二人相视而笑。
笑完,就看到秦嵬不知道自哪里掏出一个纸团。
纸团里裹着一块石子。
沈云屏自己是用暗器的好手,一眼就知道这石子是为了丢出的时候更便利,不由惊讶道:“何时砸来的?”
秦嵬将石子丢开:“方才你低头用筷子没兴趣地搅粥的时候,砸在我脑袋上的,我的脑袋到现在还疼。”
听到后半句,沈云屏忍俊不禁:“那你为什么不躲开?”
秦嵬苦笑道:“谢叔往日揍你的时候,你为什么不跑?你不跑的原因,就是我不敢跑的理由。”
沈云屏忍了又忍,才没让笑容显得太明显。
却见秦嵬将字条摊开,二人定睛看去。
只见字条上写着歪歪扭扭的“万枫”二字。
“原来真是要去万枫庄园。”沈云屏淡淡道,“段盟主亲自前去,想必定不会空手而归。”
秦嵬并不说话,只将字条塞进袖中,仰头喝掉最后一口粥。
他的眼神柔和下来,看着沈云屏:“我要走了。”
沈云屏并未说话。
他不说话的时候,很有一种压人的气势。
而他的嘴唇微微抿起,又显露出谢翎才有的脾气。
秦嵬心中柔软,嘴却很硬:“你难道不该说点什么?要知道,我从前可是抬脚就走,一向不跟谁嘱咐的。
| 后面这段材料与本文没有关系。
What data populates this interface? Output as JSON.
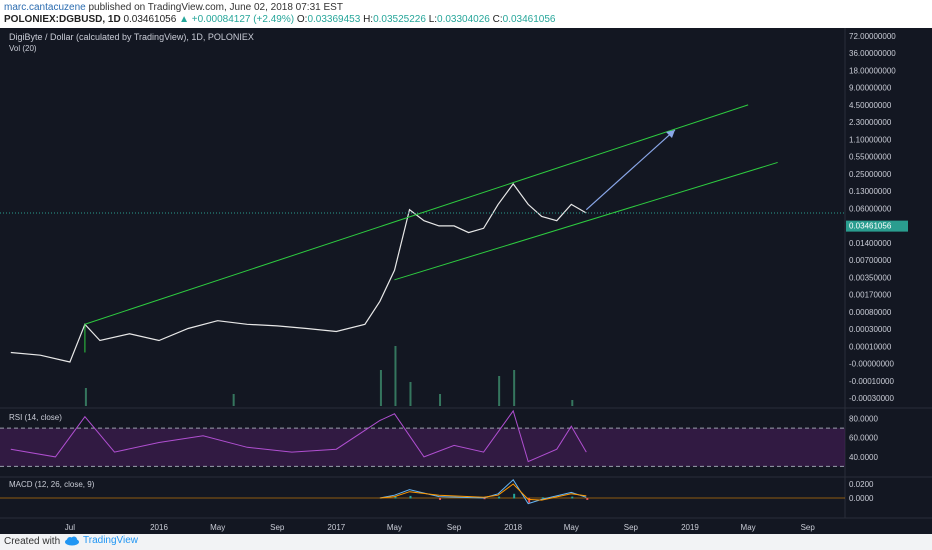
{
  "header": {
    "author": "marc.cantacuzene",
    "published_text": "published on TradingView.com, June 02, 2018 07:31 EST",
    "symbol": "POLONIEX:DGBUSD, 1D",
    "last": "0.03461056",
    "change": "+0.00084127 (+2.49%)",
    "o_label": "O:",
    "o_value": "0.03369453",
    "h_label": "H:",
    "h_value": "0.03525226",
    "l_label": "L:",
    "l_value": "0.03304026",
    "c_label": "C:",
    "c_value": "0.03461056"
  },
  "chart": {
    "title": "DigiByte / Dollar (calculated by TradingView), 1D, POLONIEX",
    "vol_label": "Vol (20)",
    "rsi_label": "RSI (14, close)",
    "macd_label": "MACD (12, 26, close, 9)",
    "price_tag": "0.03461056"
  },
  "footer": {
    "created_with": "Created with",
    "brand": "TradingView"
  },
  "colors": {
    "background": "#131722",
    "channel": "#2ecc40",
    "arrow": "#8aa7e8",
    "candle_up": "#e8e8e8",
    "candle_down": "#d14b4b",
    "rsi": "#b04fd1",
    "macd": "#64b5f6",
    "signal": "#ff9800",
    "hist_pos": "#26a69a",
    "hist_neg": "#ef5350"
  },
  "chart_data": [
    {
      "type": "line",
      "name": "price",
      "yscale": "log",
      "x": [
        "2015-03",
        "2015-05",
        "2015-07",
        "2015-08",
        "2015-09",
        "2015-11",
        "2016-01",
        "2016-03",
        "2016-05",
        "2016-07",
        "2016-09",
        "2016-11",
        "2017-01",
        "2017-03",
        "2017-04",
        "2017-05",
        "2017-06",
        "2017-07",
        "2017-08",
        "2017-09",
        "2017-10",
        "2017-11",
        "2017-12",
        "2018-01",
        "2018-02",
        "2018-03",
        "2018-04",
        "2018-05",
        "2018-06"
      ],
      "values": [
        9e-05,
        8e-05,
        6e-05,
        0.0003,
        0.00015,
        0.0002,
        0.00015,
        0.00025,
        0.00035,
        0.0003,
        0.00028,
        0.00025,
        0.00022,
        0.0003,
        0.0008,
        0.003,
        0.04,
        0.025,
        0.02,
        0.02,
        0.015,
        0.018,
        0.05,
        0.12,
        0.05,
        0.03,
        0.025,
        0.05,
        0.0346
      ],
      "price_axis": [
        "72.00000000",
        "36.00000000",
        "18.00000000",
        "9.00000000",
        "4.50000000",
        "2.30000000",
        "1.10000000",
        "0.55000000",
        "0.25000000",
        "0.13000000",
        "0.06000000",
        "0.03461056",
        "0.01400000",
        "0.00700000",
        "0.00350000",
        "0.00170000",
        "0.00080000",
        "0.00030000",
        "0.00010000",
        "-0.00000000",
        "-0.00010000",
        "-0.00030000"
      ],
      "time_axis": [
        "Jul",
        "2016",
        "May",
        "Sep",
        "2017",
        "May",
        "Sep",
        "2018",
        "May",
        "Sep",
        "2019",
        "May",
        "Sep"
      ],
      "annotations": [
        "upper channel line",
        "lower channel line",
        "projection arrow"
      ]
    },
    {
      "type": "bar",
      "name": "volume",
      "x": [
        "2015-08",
        "2016-06",
        "2017-04",
        "2017-05",
        "2017-06",
        "2017-08",
        "2017-12",
        "2018-01",
        "2018-05"
      ],
      "values": [
        3,
        2,
        6,
        10,
        4,
        2,
        5,
        6,
        1
      ]
    },
    {
      "type": "line",
      "name": "RSI",
      "ylim": [
        20,
        90
      ],
      "ticks": [
        "80.0000",
        "60.0000",
        "40.0000"
      ],
      "bands": [
        70,
        30
      ],
      "x": [
        "2015-03",
        "2015-06",
        "2015-08",
        "2015-10",
        "2016-01",
        "2016-04",
        "2016-07",
        "2016-10",
        "2017-01",
        "2017-04",
        "2017-05",
        "2017-07",
        "2017-09",
        "2017-11",
        "2018-01",
        "2018-02",
        "2018-04",
        "2018-05",
        "2018-06"
      ],
      "values": [
        48,
        40,
        82,
        45,
        55,
        62,
        50,
        45,
        48,
        78,
        85,
        40,
        52,
        45,
        88,
        35,
        48,
        72,
        45
      ]
    },
    {
      "type": "line",
      "name": "MACD",
      "ticks": [
        "0.0200",
        "0.0000"
      ],
      "x": [
        "2017-04",
        "2017-05",
        "2017-06",
        "2017-08",
        "2017-11",
        "2017-12",
        "2018-01",
        "2018-02",
        "2018-03",
        "2018-05",
        "2018-06"
      ],
      "macd": [
        0.0,
        0.004,
        0.012,
        0.002,
        0.0,
        0.006,
        0.026,
        -0.008,
        -0.002,
        0.008,
        0.001
      ],
      "signal": [
        0.0,
        0.002,
        0.009,
        0.004,
        0.001,
        0.004,
        0.02,
        -0.002,
        -0.003,
        0.006,
        0.003
      ]
    }
  ]
}
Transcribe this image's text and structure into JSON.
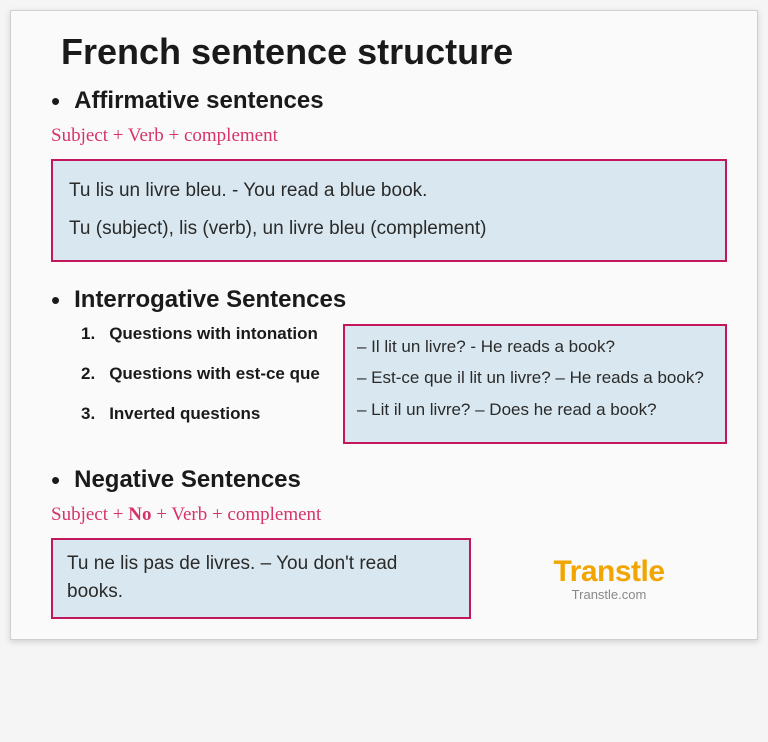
{
  "title": "French sentence structure",
  "colors": {
    "box_border": "#c2185b",
    "box_bg": "#d9e8f0",
    "formula_text": "#d6336c",
    "brand_color": "#f0a500",
    "page_bg": "#fafafa"
  },
  "sections": {
    "affirmative": {
      "heading": "Affirmative sentences",
      "formula": "Subject + Verb + complement",
      "example_line1": "Tu lis un livre bleu. - You read a blue book.",
      "example_line2": "Tu (subject), lis (verb), un livre bleu (complement)"
    },
    "interrogative": {
      "heading": "Interrogative Sentences",
      "items": [
        {
          "num": "1.",
          "label": "Questions with intonation"
        },
        {
          "num": "2.",
          "label": "Questions with est-ce que"
        },
        {
          "num": "3.",
          "label": "Inverted questions"
        }
      ],
      "examples": [
        "–  Il lit un livre?  - He reads a book?",
        "– Est-ce que il lit un livre? – He reads a book?",
        "–  Lit il un livre? – Does he read a book?"
      ]
    },
    "negative": {
      "heading": "Negative Sentences",
      "formula_pre": "Subject + ",
      "formula_bold": "No",
      "formula_post": " + Verb + complement",
      "example": "Tu ne lis pas de livres. – You don't read books."
    }
  },
  "brand": {
    "name": "Transtle",
    "url": "Transtle.com"
  }
}
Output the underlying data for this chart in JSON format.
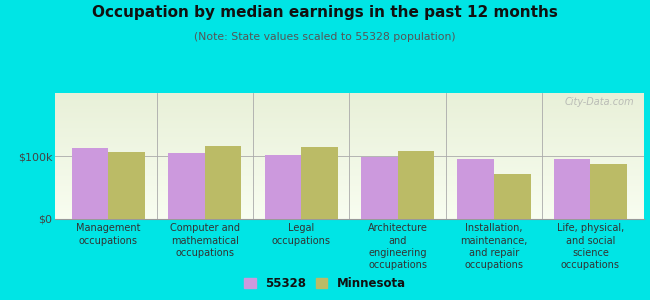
{
  "title": "Occupation by median earnings in the past 12 months",
  "subtitle": "(Note: State values scaled to 55328 population)",
  "background_color": "#00e5e5",
  "plot_bg_color_top": "#e8f0d8",
  "plot_bg_color_bottom": "#f8fdf0",
  "categories": [
    "Management\noccupations",
    "Computer and\nmathematical\noccupations",
    "Legal\noccupations",
    "Architecture\nand\nengineering\noccupations",
    "Installation,\nmaintenance,\nand repair\noccupations",
    "Life, physical,\nand social\nscience\noccupations"
  ],
  "values_55328": [
    113000,
    104000,
    102000,
    98000,
    95000,
    96000
  ],
  "values_mn": [
    106000,
    116000,
    114000,
    108000,
    72000,
    88000
  ],
  "color_55328": "#cc99dd",
  "color_mn": "#bbbb66",
  "ylim": [
    0,
    200000
  ],
  "yticks": [
    0,
    100000
  ],
  "ytick_labels": [
    "$0",
    "$100k"
  ],
  "legend_55328": "55328",
  "legend_mn": "Minnesota",
  "bar_width": 0.38,
  "watermark": "City-Data.com"
}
”
沈云屏冷冷道:“一个浪子知道走时说一声,无非因为一个原因。”
“什么原因?”
“他舍不得这个人,”沈云屏道,“同时也知道,这个人也舍不得他。”
秦嵬没有说话。
沈云屏道:“但他还会说出这句话,因为他的心简直比石头还要硬。”
秦嵬苦笑:“何必总是骂我?你分明知道,我非去不可。这不仅是因为当年恩怨,也因为我的刀始终在等一个机会。”
“哦?”
秦嵬道:“一个挑战的机会。不会向上走的刀客,与杀猪匠没有区别。”
他说的很平静。
但这话从他的嘴里说出,总会比旁人带起更多的杀意和血性。
沈云屏不再说话,只也站起身。
“你做什么?”秦嵬问道。
“我也要走了。”沈云屏微笑道,“因为我也非去不可。”
说罢,就见范遇尘自拐角处牵着马出来。
沈云屏脸上的笑容却僵住了。
因为他发现,老范牵着的不止两匹马,而是三匹。
多出的那匹也是好马,他见过。
因为这本就是他和裘得索亲自挑出来,送给秦嵬骑的马!
沈云屏猛然回身,似笑非笑地瞪着秦嵬。
秦大侠已晃晃悠悠地站起身,惆怅道:“我这个心肠比石头还硬的人,也不知能不能与天底下心肠最软的沈少爷同行?”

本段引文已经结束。